В полном смысле друзьями мы с ним никогда не были, у него свои были друзья, у меня – свои, но поле взаимного притяжения с годами ширилось, и тому способствовали обстоятельства, не ограничивающие наше общение стенами литфака.

То оказались мы в группе экскурсантов, удостоенных университетским профкомом каникулярной поездки на Кавказ, во время которой Лёва открылся мне с новой стороны, став душой сформировавшегося на ходу товарищества, затейником веселых шуток, пересмешником, поднимавшим наш дух в часы неизбежных бытовых неудобств.

А то встретились мы в Москве летом сорок второго года, чудом отыскали друг друга, он – в военно-политическом резерве, я – в артиллерийском, дожидались назначений на фронт, а на фронтах опять было скверно: началось немецкое наступление на юге, нам было в чем излиться, по ком поскорбеть. Уже дошла до нас весть о поголовной гибели университетского студенческого батальона, в который прошлым летом нас не взяли только потому, что персональный список был завизирован какой-то партийно-комсомольской инстанцией раньше, чем мы успели прискакать в комитет комсомола. «Нас уберег известный советский формализм», – сказал Лёва.

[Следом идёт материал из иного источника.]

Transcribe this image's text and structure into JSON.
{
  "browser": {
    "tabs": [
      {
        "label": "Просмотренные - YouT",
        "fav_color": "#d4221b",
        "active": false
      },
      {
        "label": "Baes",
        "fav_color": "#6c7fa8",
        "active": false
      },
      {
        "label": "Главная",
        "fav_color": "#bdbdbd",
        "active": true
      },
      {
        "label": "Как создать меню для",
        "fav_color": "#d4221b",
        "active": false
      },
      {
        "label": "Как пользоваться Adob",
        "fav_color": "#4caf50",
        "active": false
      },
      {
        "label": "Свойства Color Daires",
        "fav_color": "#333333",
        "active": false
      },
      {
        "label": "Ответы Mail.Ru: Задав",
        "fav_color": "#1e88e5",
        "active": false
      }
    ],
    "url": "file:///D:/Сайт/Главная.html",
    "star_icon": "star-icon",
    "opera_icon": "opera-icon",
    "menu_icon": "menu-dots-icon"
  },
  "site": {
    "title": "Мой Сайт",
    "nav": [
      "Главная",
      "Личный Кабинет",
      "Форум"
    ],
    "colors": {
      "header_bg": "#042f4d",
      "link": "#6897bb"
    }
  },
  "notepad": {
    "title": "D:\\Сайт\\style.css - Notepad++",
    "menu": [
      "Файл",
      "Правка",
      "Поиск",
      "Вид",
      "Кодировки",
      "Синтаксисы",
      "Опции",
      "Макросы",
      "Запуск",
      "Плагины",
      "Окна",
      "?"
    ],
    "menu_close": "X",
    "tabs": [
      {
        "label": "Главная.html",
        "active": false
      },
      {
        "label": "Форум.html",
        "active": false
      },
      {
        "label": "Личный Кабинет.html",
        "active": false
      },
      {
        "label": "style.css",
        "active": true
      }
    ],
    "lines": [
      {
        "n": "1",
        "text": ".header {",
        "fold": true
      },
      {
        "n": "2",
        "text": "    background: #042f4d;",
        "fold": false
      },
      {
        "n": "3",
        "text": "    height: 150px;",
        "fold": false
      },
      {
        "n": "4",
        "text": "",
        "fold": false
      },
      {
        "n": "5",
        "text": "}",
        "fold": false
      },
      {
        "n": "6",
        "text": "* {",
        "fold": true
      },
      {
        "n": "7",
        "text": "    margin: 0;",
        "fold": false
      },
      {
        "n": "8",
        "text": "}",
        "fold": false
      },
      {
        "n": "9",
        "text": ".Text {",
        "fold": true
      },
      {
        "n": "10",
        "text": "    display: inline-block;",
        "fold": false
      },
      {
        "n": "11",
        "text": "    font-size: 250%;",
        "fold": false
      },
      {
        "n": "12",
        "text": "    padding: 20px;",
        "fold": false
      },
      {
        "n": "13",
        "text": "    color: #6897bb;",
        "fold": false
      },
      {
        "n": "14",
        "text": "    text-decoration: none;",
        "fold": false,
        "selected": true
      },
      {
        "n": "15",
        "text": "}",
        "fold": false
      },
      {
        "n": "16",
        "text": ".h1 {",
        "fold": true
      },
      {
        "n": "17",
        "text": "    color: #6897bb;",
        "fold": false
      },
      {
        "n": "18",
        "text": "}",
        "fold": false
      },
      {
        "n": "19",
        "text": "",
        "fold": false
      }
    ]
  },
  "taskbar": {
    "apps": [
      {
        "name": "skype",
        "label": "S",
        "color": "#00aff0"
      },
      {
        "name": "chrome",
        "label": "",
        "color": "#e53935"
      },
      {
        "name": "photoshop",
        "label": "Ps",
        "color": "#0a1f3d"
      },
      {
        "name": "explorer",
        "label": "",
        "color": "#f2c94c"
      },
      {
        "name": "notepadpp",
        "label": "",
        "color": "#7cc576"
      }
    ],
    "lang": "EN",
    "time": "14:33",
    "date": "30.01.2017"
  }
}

Сразу же после войны мы тоже периодически видались: то в республиканской партшколе, где я подвизался на административной должности, а Лёва, уже накопивший опыт военного журналиста, вел семинары с учащимися, то в редакции харьковской газеты "Красное знамя", где Лёва, штатный сотрудник отдела культуры, помогал мне приобщаться к газетному ремеслу.

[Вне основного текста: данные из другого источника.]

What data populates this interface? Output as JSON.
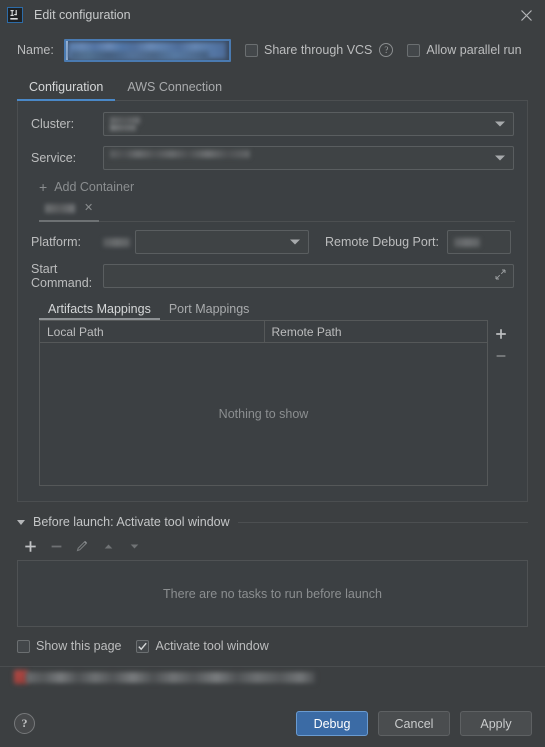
{
  "window": {
    "title": "Edit configuration",
    "app_icon": "intellij-idea-icon",
    "close_icon": "close-icon"
  },
  "name_row": {
    "label": "Name:",
    "value": "",
    "value_redacted": true,
    "share_vcs": {
      "label": "Share through VCS",
      "checked": false
    },
    "help_icon": "help-icon",
    "allow_parallel": {
      "label": "Allow parallel run",
      "checked": false
    }
  },
  "main_tabs": {
    "items": [
      {
        "label": "Configuration",
        "active": true
      },
      {
        "label": "AWS Connection",
        "active": false
      }
    ],
    "accent": "#4a88c7"
  },
  "configuration": {
    "cluster": {
      "label": "Cluster:",
      "value": "",
      "value_redacted": true
    },
    "service": {
      "label": "Service:",
      "value": "",
      "value_redacted": true
    },
    "add_container": {
      "label": "Add Container",
      "icon": "plus-icon"
    },
    "container_tabs": [
      {
        "label": "",
        "label_redacted": true,
        "close_icon": "close-icon",
        "active": true
      }
    ],
    "platform": {
      "label": "Platform:",
      "prefix_value": "",
      "prefix_redacted": true,
      "value": ""
    },
    "remote_debug_port": {
      "label": "Remote Debug Port:",
      "value": "",
      "value_redacted": true
    },
    "start_command": {
      "label": "Start Command:",
      "value": "",
      "expand_icon": "expand-icon"
    },
    "mapping_tabs": [
      {
        "label": "Artifacts Mappings",
        "active": true
      },
      {
        "label": "Port Mappings",
        "active": false
      }
    ],
    "mappings_table": {
      "columns": [
        "Local Path",
        "Remote Path"
      ],
      "rows": [],
      "empty_text": "Nothing to show",
      "add_icon": "plus-icon",
      "remove_icon": "minus-icon"
    }
  },
  "before_launch": {
    "header": "Before launch: Activate tool window",
    "collapse_icon": "chevron-down-icon",
    "toolbar": [
      {
        "icon": "plus-icon",
        "enabled": true
      },
      {
        "icon": "minus-icon",
        "enabled": false
      },
      {
        "icon": "pencil-icon",
        "enabled": false
      },
      {
        "icon": "arrow-up-icon",
        "enabled": false
      },
      {
        "icon": "arrow-down-icon",
        "enabled": false
      }
    ],
    "empty_text": "There are no tasks to run before launch",
    "show_this_page": {
      "label": "Show this page",
      "checked": false
    },
    "activate_tool_window": {
      "label": "Activate tool window",
      "checked": true
    }
  },
  "error_strip": {
    "message": "",
    "message_redacted": true,
    "icon": "error-icon",
    "color": "#b84b46"
  },
  "footer": {
    "help_label": "?",
    "buttons": [
      {
        "label": "Debug",
        "primary": true
      },
      {
        "label": "Cancel",
        "primary": false
      },
      {
        "label": "Apply",
        "primary": false
      }
    ]
  }
}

Ничто не предвещало Лёве жизненной катастрофы – напротив: молод, энергичен, в расцвете сил, с заманчивыми перспективами, со стороны посмотреть – в рубашке родился, красавица жена, хорошая дочь, имя приобретало известность.

И вдруг... Бывают стихийные бедствия, неизлечимые болезни, аварии на суше, в море и в воздухе, бандитские нападения… В случае с Лёвой, как с миллионами жертв ГУЛАГа, бандитом оказалось государство с его следственными и судебными органами, общественный строй, партийный диктат.

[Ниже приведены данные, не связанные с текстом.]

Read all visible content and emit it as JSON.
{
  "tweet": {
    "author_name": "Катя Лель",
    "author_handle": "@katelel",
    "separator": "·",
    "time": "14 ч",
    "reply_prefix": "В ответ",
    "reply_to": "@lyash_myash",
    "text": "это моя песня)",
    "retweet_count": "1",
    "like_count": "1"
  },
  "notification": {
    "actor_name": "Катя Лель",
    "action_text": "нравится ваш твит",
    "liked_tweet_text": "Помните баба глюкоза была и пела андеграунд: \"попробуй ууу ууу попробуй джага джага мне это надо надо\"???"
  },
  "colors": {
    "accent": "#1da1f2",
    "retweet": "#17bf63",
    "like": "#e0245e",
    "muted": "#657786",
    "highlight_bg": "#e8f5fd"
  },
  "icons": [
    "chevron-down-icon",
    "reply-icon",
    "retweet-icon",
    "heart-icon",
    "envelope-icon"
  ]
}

Лёва вернулся, но бандитский удар по сердцу не прошел даром. Все это уже в далеком прошлом, и наступает время, когда в масштабах вечности совсем не существенно, кто из нас (из нашего поколения) прошел отмеренную ему дистанцию полностью – до обозначенного возрастом финиша, а кто сошел с дистанции – даже вскоре после старта. Нашу эпоху, кем-то прожитую до конца, кем-то недожитую, готова принять история – на вечное хранение. Уже обтесан камень для надгробного памятника. Даты рождения и смерти могут быть высечены на нем условные, общие для всех, разница между максимумом и минимумом по историческим меркам ничтожна, и посмертная память о нас тоже одна на всех.

Так рассуждать, однако, жестоко, кощунственно.

Жизнь – удовольствие дорогое, за него надо платить, но не смертью же. А Лёвины сорок четыре, оборвавшиеся, – это особый счет, Лёвой полностью оплаченный.